Assertions that the vaccines have saved millions of lives may still be ‘valid’ (they are, for example, to be found all over the internet) – but in Portugal so too is the fact that many fully-vaccinated old people have died, from Covid-19 infections, and from many other causes.

Mortality this year remains elevated “in spite of the fact that Covid-19 has less weight in the total number of deaths”, adds Expresso. (Indeed, Covid-19 has only been responsible for 8% of deaths so far this year.)

Since the start of the year more than 10,000 people have died every month, including in May and June.
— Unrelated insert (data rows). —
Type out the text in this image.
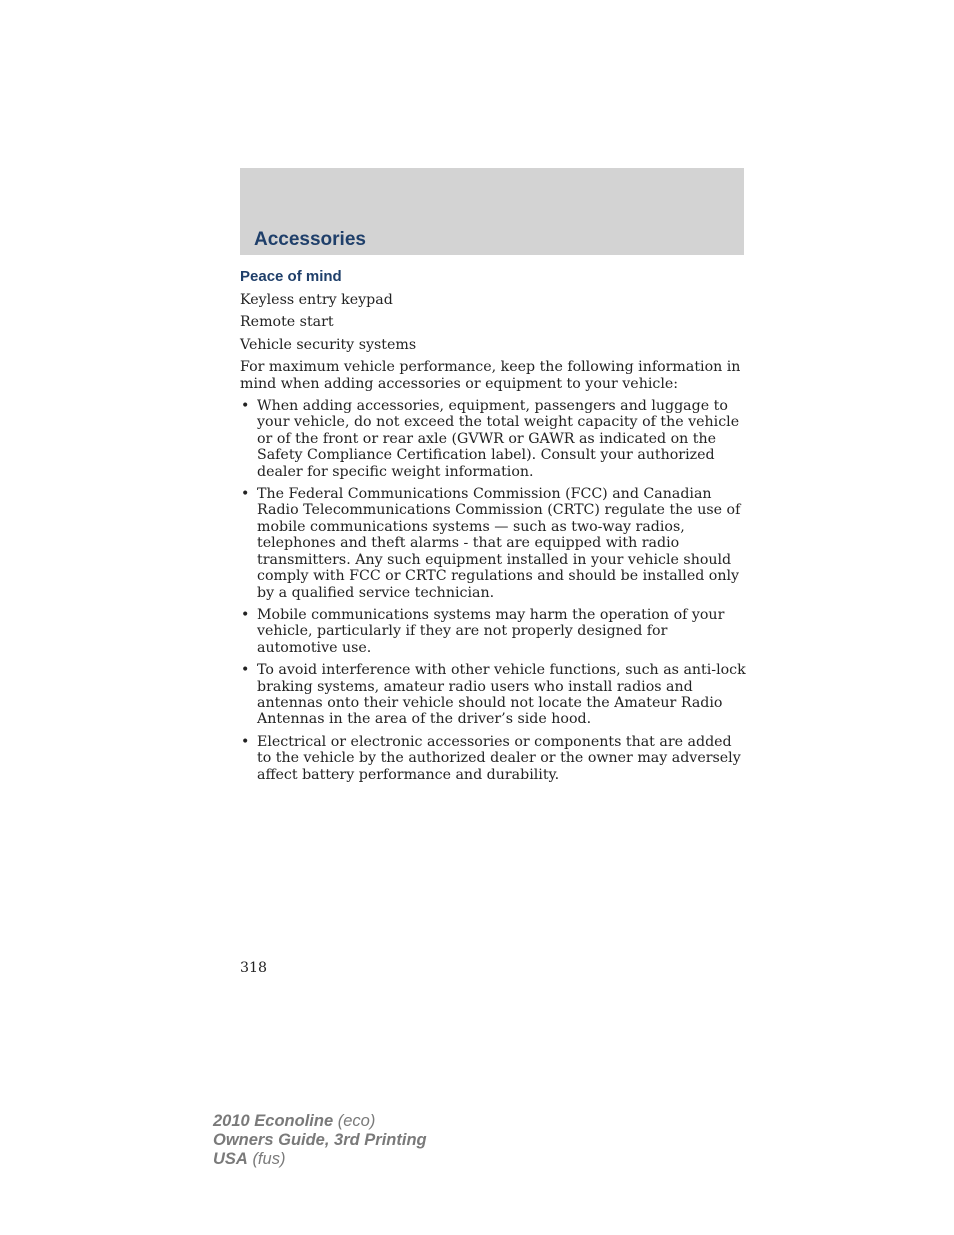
Accessories
Peace of mind
Keyless entry keypad
Remote start
Vehicle security systems
For maximum vehicle performance, keep the following information in mind when adding accessories or equipment to your vehicle:
• When adding accessories, equipment, passengers and luggage to your vehicle, do not exceed the total weight capacity of the vehicle or of the front or rear axle (GVWR or GAWR as indicated on the Safety Compliance Certification label). Consult your authorized dealer for specific weight information.
• The Federal Communications Commission (FCC) and Canadian Radio Telecommunications Commission (CRTC) regulate the use of mobile communications systems — such as two-way radios, telephones and theft alarms - that are equipped with radio transmitters. Any such equipment installed in your vehicle should comply with FCC or CRTC regulations and should be installed only by a qualified service technician.
• Mobile communications systems may harm the operation of your vehicle, particularly if they are not properly designed for automotive use.
• To avoid interference with other vehicle functions, such as anti-lock braking systems, amateur radio users who install radios and antennas onto their vehicle should not locate the Amateur Radio Antennas in the area of the driver’s side hood.
• Electrical or electronic accessories or components that are added to the vehicle by the authorized dealer or the owner may adversely affect battery performance and durability.
318
2010 Econoline (eco)
Owners Guide, 3rd Printing
USA (fus)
This is a very rare pattern, with a parallel that hasn’t been seen for 100 years”, Expresso continues, suggesting the “possible contributory factors of flu and the cold” to what it calls “plausible explanations” for the increase.

Yet still specialists “including the DGS, and INSA, the national health institute Dr Ricardo Jorge, have appealed for the necessity to study the causes of current mortality more deeply”.

It is never a good sign when authorities talk in language few can understand. Expresso’s story last night referred to the health ministry saying: “The temporal pattern of mortality changed after the beginning of the pandemic, with an increase in annual mortality, which may result from synergistic relationships between several factors”. 

One aspect however is clear: before the pandemic, “excess mortality observed in Portugal was generally more elevated than the European average, affecting predominantly the older age groups”.

It is also clear that Portugal has a serious issue with a population that is aging, and that this population “has an elevated prevalence of chronic diseases”.

But that doesn’t detract from the fact since the start of the pandemic more people, of all ages, have been dying in Portugal than have for many decades.